When a BT spokesperson talked about a "third way" of management, and the head of the MEF talked about a "third service," the comments were directed at the need to think beyond current models in both networking and IT, services beyond Ethernet and IP, and management beyond traditional OSS/BSS/NMS and IT management. It seems very logical, but the question is whether we might be better served not by a new model, but by a new notion of modeling.
If there is a technological thread common to all of our current revolutions, it's virtualization. If you adopt a strategy that lets you model functional and structural relationships and through processing, these models can commit suitable resources. You can build anything that resources can accommodate.
Software-defined networking (SDN), network functions virtualization (NFV) and the cloud are applications of virtualization. Virtualization is the combination of abstraction of functionality and software-driven instantiation of the abstraction on a pool of resources.

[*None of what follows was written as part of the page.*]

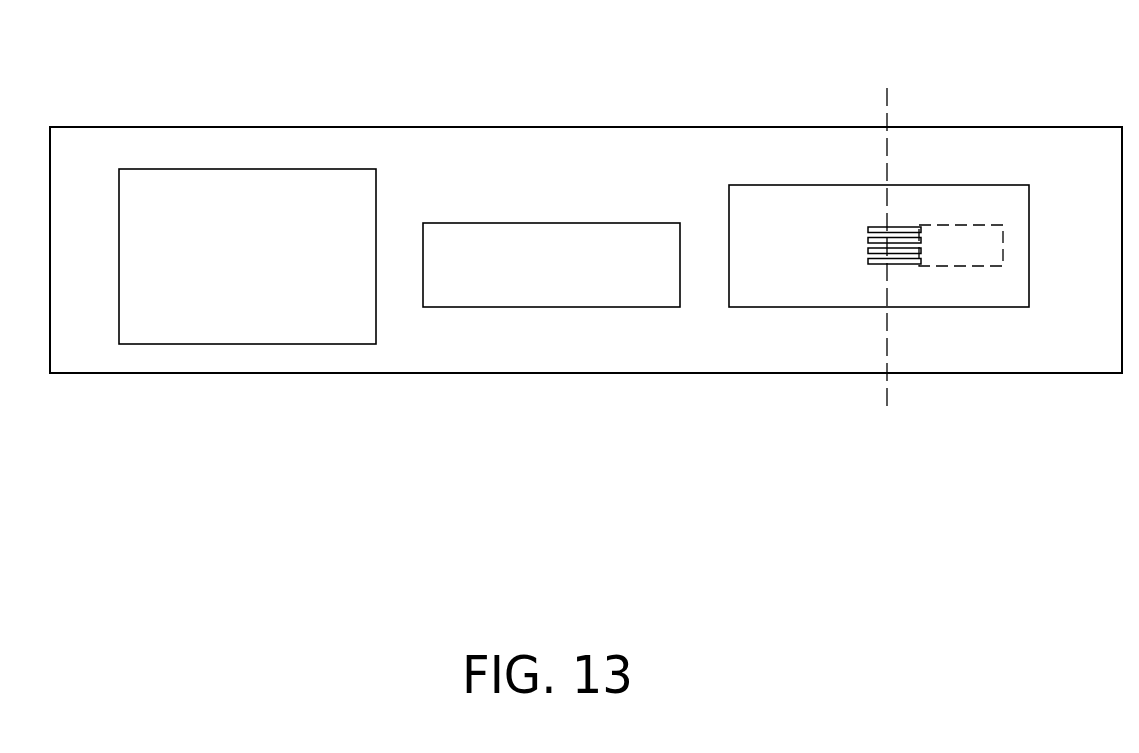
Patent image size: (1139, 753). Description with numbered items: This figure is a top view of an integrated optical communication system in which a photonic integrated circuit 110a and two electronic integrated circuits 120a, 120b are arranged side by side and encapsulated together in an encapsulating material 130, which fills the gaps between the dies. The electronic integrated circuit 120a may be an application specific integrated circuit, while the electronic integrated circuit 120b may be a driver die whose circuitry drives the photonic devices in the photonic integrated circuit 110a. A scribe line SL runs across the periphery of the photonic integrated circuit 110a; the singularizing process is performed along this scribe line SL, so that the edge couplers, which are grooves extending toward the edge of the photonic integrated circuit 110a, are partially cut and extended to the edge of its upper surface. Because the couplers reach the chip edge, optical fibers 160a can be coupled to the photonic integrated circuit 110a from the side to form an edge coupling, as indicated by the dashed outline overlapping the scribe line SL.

Rather than coming up with a new "third" model, the industry should instead focus on answering the questions: What is the successor service model in a future where virtualization principles can map any set of features to resources? Why does there have to be a single model at all? Abstraction and instantiation, the functional core of virtualization, start with the abstraction, which is a model or model set, so why not let virtualization run free, free to define whatever network models and network services we like?
The heart of SDN
Users consume network services through network service access points (NSAPs). These points are defined by two sets of protocols: the end-to-end protocols that the service transports on behalf of users, and local/control protocols that are ways of accessing or mediating services the network itself can offer.
If you had two NSAPs that could offer identical support for these two things, you'd have identical services from the user perspective. This notion is the heart of SDN -- it doesn't matter how you do the switching/routing control, only that the service looks the way users expect.

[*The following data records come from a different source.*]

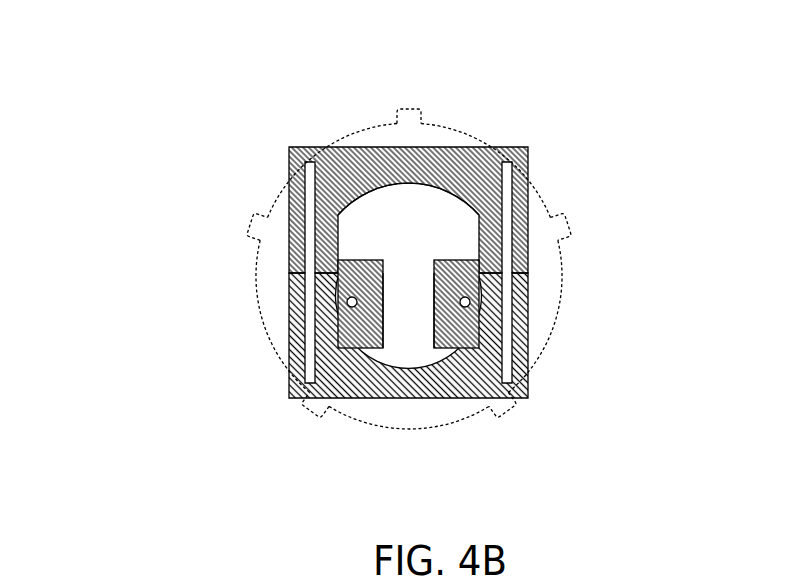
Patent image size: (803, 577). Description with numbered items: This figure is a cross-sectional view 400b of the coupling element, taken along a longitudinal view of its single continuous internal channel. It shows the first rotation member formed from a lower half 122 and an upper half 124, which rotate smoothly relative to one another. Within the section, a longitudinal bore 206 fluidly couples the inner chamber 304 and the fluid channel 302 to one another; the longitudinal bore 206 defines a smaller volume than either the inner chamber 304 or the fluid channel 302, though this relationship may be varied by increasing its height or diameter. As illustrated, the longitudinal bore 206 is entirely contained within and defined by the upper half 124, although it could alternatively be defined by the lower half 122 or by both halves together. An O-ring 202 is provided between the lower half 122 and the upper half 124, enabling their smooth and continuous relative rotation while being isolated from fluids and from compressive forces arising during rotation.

The cross-sectional view 400b is at (80, 87).
The lower half 122 is at (300, 403).
The upper half 124 is at (332, 145).
The fluid channel 302 is at (427, 352).
The inner chamber 304 is at (445, 222).
The longitudinal bore 206 is at (383, 302).
The O-ring 202 is at (460, 306).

There's a corollary to this, though. You could build services that looked like IP or Ethernet but that had features or capabilities that these familiar protocols didn't have. Those features could be inserted transparently to the user, or through an added end-to-end or local/control protocol.
One approach -- a transparent approach -- would be to build a branch office address space from only the applications each user was allowed to access. Another approach -- the added-protocol mechanism -- would be to add logical address (URL) translation to pure Ethernet with a DNS-like extension.
The point is, in a virtual world we can build services ad hoc. We should exploit every bit of that capability to drive both SDN and NFV forward.
On the management side, it's just as interesting. A branch access device has a management information base (MIB) and an API that allows access to its state and control variables. In the real world, that MIB is created by the box that provides the branch access features.
If you translate that box via NFV to a collection of virtual functions, we have to construct the MIB to mimic what the user would expect. But we also have to be able to drill down from that MIB to the constituent functions, at least at the network operations center, to find and fix problems. So we have to construct other MIBs.
MIBs are management services, and if we translate network services to virtual form we have to translate management services in parallel. If we virtualize management services by allowing for MIBs to be constructed as needed, then we've solved what many think is the biggest challenge for SDN and NFV -- evolving operations practices.
Today, OSS/BSS/NMS systems all consume APIs, which are MIBs. If virtual operations practices can create any convenient API/MIB then we can make a virtual network look at the management level like what the OSS/BSS/NMS expects to see. We don't force changes in operations practices at all, we just make it possible for current management tools to work with virtual services and resource pools assigned dynamically.
In addition, we can use virtual-service concepts to create Ethernet and IP, and also to create services that build on either of these base services, or even define totally new models. We can do that without the inertia of building a whole new network based on new boxes -- virtual networks are malleable in a sense we've never experienced in our industry. We can use virtual-service concepts to create old management APIs/MIBs, and also to create any new set of MIBs that might help us operationalize our services more effectively.
What we can't do is to shoehorn infinitely agile technologies into virtual boxes and say that we're transforming to The New IP. We'd just be creating the old IP a different way. The term "think outside the box" is particularly relevant to networking. Boxes have limited us in the past, and virtualization in the form of SDN or NFV lets us break free of those limits. Let's do that, and take full advantage of our "revolutions" so that they are as revolutionary as they can be.
— Tom Nolle, President/Founder/Principal Analyst, CIMI Corp.